Record and Artist Details

Genre:

Chamber

Label: Channel Classics

Media Format: Super Audio CD

Media Runtime: 73

Mastering:

DDD

Catalogue Number: CCSSA41523

CCSSA41523. CPE BACH Violin Sonatas (Rachel Podger)

Tracks:

Composition Artist Credit
Violin Sonata Carl Philipp Emanuel Bach, Composer
Kristian Bezuidenhout, Fortepiano
Rachel Podger, Violin
Sonata for Harpsichord and Violin Carl Philipp Emanuel Bach, Composer
Kristian Bezuidenhout, Fortepiano
Rachel Podger, Violin
Arioso con variazioni for Harpsichord and Violin Carl Philipp Emanuel Bach, Composer
Kristian Bezuidenhout, Fortepiano
Rachel Podger, Violin

CPE Bach’s life spanned three-quarters of the 18th century – that period from the dying days of the Baroque, its precepts still being manfully defended by his father, to the birth of the High Classical style. Consequently he’s often discussed as a transitional figure in terms either of his stylistic kinship to his father’s music, which he championed and promoted assiduously, or of the influence he exerted over the next generations of composers, especially the Vienna school of Haydn, Mozart and Beethoven.

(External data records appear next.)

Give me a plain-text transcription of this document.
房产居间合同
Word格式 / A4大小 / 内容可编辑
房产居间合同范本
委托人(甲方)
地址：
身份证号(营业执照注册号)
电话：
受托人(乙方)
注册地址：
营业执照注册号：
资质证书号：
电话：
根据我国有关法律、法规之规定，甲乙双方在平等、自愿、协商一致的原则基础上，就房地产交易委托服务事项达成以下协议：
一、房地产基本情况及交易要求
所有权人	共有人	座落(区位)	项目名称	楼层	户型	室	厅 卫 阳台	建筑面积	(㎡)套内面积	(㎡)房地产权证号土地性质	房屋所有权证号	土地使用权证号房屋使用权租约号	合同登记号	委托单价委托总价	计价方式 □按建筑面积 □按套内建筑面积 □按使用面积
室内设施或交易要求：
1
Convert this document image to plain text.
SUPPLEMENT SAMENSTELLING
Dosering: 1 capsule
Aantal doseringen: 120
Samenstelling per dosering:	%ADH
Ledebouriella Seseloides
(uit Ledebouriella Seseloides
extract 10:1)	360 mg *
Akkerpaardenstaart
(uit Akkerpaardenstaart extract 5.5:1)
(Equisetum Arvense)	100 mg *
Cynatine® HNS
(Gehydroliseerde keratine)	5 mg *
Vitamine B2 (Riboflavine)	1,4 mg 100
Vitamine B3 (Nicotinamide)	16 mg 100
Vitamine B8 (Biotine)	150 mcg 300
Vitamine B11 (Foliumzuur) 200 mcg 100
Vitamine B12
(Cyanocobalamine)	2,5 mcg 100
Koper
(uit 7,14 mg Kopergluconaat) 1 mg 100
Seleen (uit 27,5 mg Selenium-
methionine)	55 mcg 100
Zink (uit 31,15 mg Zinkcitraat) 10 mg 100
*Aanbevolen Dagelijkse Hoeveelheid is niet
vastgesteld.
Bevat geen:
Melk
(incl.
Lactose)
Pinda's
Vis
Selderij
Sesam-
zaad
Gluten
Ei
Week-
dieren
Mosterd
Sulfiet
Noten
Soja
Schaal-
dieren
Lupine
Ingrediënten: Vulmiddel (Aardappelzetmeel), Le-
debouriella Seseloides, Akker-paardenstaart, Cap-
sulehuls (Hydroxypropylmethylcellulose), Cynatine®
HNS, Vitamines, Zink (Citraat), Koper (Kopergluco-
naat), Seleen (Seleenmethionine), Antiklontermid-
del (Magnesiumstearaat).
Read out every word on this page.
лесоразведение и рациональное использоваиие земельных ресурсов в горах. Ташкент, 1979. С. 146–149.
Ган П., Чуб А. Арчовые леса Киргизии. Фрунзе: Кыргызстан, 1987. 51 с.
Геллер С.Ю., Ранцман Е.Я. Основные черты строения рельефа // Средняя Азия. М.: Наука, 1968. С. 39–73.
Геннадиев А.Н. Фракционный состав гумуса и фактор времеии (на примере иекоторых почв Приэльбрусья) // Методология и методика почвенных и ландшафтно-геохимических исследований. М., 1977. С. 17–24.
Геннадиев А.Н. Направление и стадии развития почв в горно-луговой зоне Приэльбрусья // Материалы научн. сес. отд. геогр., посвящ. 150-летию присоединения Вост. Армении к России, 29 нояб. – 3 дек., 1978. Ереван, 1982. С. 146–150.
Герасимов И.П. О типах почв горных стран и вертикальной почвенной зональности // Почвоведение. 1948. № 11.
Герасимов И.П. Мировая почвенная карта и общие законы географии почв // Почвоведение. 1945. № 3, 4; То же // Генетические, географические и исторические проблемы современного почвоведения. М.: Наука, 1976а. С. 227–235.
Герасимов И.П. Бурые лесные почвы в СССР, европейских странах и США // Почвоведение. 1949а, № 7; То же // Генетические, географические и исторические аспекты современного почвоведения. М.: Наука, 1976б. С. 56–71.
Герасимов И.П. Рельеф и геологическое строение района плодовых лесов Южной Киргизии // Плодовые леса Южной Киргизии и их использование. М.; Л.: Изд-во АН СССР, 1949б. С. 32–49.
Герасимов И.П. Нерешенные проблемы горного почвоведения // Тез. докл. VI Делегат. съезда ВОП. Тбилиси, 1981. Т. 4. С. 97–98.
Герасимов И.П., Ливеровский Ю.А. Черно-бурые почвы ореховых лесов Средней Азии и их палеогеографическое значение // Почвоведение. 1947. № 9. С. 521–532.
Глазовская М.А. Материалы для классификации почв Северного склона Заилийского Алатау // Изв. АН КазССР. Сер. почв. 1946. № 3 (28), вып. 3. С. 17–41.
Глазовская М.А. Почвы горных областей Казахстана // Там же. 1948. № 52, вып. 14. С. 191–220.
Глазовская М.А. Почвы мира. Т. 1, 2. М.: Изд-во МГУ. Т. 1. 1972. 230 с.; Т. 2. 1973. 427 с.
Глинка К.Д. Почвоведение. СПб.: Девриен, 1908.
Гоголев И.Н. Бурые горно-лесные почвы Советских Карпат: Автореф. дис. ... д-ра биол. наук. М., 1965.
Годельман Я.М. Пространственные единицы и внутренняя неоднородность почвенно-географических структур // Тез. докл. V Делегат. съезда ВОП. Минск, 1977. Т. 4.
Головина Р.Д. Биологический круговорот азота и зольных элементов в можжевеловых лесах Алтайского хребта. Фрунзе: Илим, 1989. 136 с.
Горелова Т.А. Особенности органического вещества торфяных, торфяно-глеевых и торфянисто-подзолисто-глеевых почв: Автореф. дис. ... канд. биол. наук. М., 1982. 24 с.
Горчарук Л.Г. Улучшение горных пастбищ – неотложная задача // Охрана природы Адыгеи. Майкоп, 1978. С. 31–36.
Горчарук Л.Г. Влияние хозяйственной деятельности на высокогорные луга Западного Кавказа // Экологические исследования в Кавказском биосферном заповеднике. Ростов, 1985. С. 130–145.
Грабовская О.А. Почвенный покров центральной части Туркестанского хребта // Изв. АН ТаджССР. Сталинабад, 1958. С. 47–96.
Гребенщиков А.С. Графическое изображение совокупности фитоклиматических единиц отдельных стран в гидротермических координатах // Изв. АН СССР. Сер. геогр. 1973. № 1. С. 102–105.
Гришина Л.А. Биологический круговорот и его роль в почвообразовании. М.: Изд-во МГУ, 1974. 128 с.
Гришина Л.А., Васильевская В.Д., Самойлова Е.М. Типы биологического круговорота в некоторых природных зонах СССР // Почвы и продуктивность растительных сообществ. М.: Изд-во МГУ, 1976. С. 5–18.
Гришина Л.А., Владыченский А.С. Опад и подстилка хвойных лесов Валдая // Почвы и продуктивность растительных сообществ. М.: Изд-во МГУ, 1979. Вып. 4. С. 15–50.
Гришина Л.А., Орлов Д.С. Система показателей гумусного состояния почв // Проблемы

This is borne out by his own music, especially when, as here, early and later works are juxtaposed. The G minor Sonata, H542/5, is credibly attributed to both JS and CPE, and is the most characteristically ‘Baroque’ piece here, while the D major work, Wq71 of 1731, in four movements rather than three, is closer in construction and execution to the suite than to the sonata. On the other hand, two sonatas from 1763, in C minor (Wq78) and B minor (Wq76), display manners one might associate with the Austrian music of later decades. Slow movements, especially, have about them an audibly Mozartian strain of lyricism and pathos. Interestingly, the violin is rarely subservient to the keyboard, remaining at least on an equal footing and often taking the melodic lead for long stretches. Only in the Arioso – which was in any case conceived as a solo keyboard piece – is the violin heard as little more than an accompanying presence.

The five pieces are treated to beautiful readings from these two leading practitioners of historical performance, Rachel Podger on her 1739 Pesarinius, Kristian Bezuidenhout switching from a Keith Hill copy of a 1769 French harpsichord to a Paul McNulty fortepiano modelled on an early 19th-century Walter. The give and take between them as they dovetail their parts, provoking and responding, is a delight, as is their sensitivity to the range of styles that intermix in the personality-rich music of this fascinating figure – far more than a mere bridge between the two artistic peaks of the 18th century.